“UTILITAS” project develops ultra-light waste collection containers with HPCi® technology
Light vehicle superstructures thanks to optimized joints
The electrification of municipal vehicles is increasing the demand for ultra-light truck bodies to compensate additional battery weight. An adapted multi-material lightweight construction based on fiber-reinforced semi-finished plastic products and aluminum structures facilitates the cost-effective production of lightweight containers in small series. In this context, the type of joining technology plays a particularly important role.

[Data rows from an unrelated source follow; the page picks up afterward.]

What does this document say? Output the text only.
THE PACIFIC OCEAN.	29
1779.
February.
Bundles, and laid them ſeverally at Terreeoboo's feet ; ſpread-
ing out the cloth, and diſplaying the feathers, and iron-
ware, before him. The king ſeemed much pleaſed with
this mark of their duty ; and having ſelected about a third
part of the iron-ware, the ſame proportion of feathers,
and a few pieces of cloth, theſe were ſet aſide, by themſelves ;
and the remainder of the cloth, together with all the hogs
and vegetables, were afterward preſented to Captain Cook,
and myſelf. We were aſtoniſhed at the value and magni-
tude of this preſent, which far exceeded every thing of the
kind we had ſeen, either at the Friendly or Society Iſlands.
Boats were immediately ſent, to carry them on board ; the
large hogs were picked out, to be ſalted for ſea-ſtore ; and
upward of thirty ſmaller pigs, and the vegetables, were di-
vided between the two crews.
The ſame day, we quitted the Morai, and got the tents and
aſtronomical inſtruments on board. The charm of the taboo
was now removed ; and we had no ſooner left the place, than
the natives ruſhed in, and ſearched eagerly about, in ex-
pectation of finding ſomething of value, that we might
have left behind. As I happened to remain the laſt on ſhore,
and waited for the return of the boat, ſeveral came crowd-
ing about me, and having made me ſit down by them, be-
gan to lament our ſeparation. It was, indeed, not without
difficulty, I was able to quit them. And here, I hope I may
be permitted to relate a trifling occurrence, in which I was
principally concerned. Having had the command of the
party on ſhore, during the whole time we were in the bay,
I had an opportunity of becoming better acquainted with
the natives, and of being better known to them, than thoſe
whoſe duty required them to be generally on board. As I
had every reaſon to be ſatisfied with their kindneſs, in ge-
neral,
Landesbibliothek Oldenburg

“The use of small commercial vehicles is increasing dramatically”, remarks Maurice Langer, engineer in the Fraunhofer IWS technology field Joining. “Their electrification protects the environment, but at the same time reduces maximum payloads”. To eliminate this disadvantage, the partners in the BMWi joint project “UTILITAS” are developing a waste collection container, which is both cost-effective to produce and ultra-light. In addition to the use of thermoplastic fiber-reinforced composites and aluminum, this container design is characterized in particular by load-suitable joining technologies. To join materials of different classes, screws or rivets as well as industrial adhesive joining can be used. If fiber-reinforced thermoplastics are to be joined with metal, the Fraunhofer IWS' HeatPressCool-integrative (HPCi®) technology can also be a promising solution. Maurice Langer describes the method as follows: “This process does not require any adhesives or fasteners, as the joining partners are locally pressed together. Simultaneous heating of the metal melts the plastic and bonds to the roughened metal surface.”

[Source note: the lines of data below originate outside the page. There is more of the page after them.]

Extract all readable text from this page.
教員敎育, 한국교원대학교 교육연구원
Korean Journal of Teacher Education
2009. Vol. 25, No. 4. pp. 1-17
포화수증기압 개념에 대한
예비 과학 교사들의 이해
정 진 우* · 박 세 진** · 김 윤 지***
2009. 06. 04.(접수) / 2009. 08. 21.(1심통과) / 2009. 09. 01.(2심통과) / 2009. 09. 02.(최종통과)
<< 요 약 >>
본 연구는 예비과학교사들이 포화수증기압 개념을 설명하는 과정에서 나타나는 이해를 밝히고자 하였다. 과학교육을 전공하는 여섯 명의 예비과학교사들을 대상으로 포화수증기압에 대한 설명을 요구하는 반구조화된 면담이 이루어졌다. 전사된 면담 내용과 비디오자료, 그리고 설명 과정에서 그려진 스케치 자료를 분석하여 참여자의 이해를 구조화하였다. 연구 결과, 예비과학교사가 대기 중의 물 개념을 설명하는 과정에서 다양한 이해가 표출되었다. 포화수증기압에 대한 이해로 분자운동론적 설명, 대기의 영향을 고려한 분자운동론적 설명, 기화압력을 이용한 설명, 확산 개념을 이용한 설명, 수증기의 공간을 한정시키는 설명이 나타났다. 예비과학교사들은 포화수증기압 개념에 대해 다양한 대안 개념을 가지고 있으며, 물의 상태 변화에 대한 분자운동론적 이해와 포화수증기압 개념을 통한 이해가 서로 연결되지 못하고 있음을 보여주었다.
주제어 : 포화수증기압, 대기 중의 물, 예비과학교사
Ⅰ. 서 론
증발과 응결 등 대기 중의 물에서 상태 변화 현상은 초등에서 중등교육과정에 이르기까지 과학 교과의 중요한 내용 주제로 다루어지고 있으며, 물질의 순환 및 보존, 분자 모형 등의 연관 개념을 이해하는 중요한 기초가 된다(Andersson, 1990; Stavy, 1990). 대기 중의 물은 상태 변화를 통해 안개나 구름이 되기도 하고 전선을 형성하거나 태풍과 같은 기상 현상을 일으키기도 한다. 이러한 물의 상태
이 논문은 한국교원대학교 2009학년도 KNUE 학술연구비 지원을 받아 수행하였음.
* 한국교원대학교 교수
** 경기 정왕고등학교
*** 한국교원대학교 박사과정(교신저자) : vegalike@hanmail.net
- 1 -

Joint design is the key factor
In order to implement container structures in multi-material design, it is essential to know the local loads, especially at the joints. Therefore, researchers at Fraunhofer IWS developed a simulation model to reproduce the behavior of solid joints under multiaxial loading conditions. “This enables us to spatially arrange and geometrically design the joint and thus to optimize it already during the design of complex multi-material constructions”, Langer concludes.
The “UTILITAS” project was funded by the Federal Ministry for Economic Affairs and Energy, based on a resolution of the German Bundestag (FKZ: 19I18005C).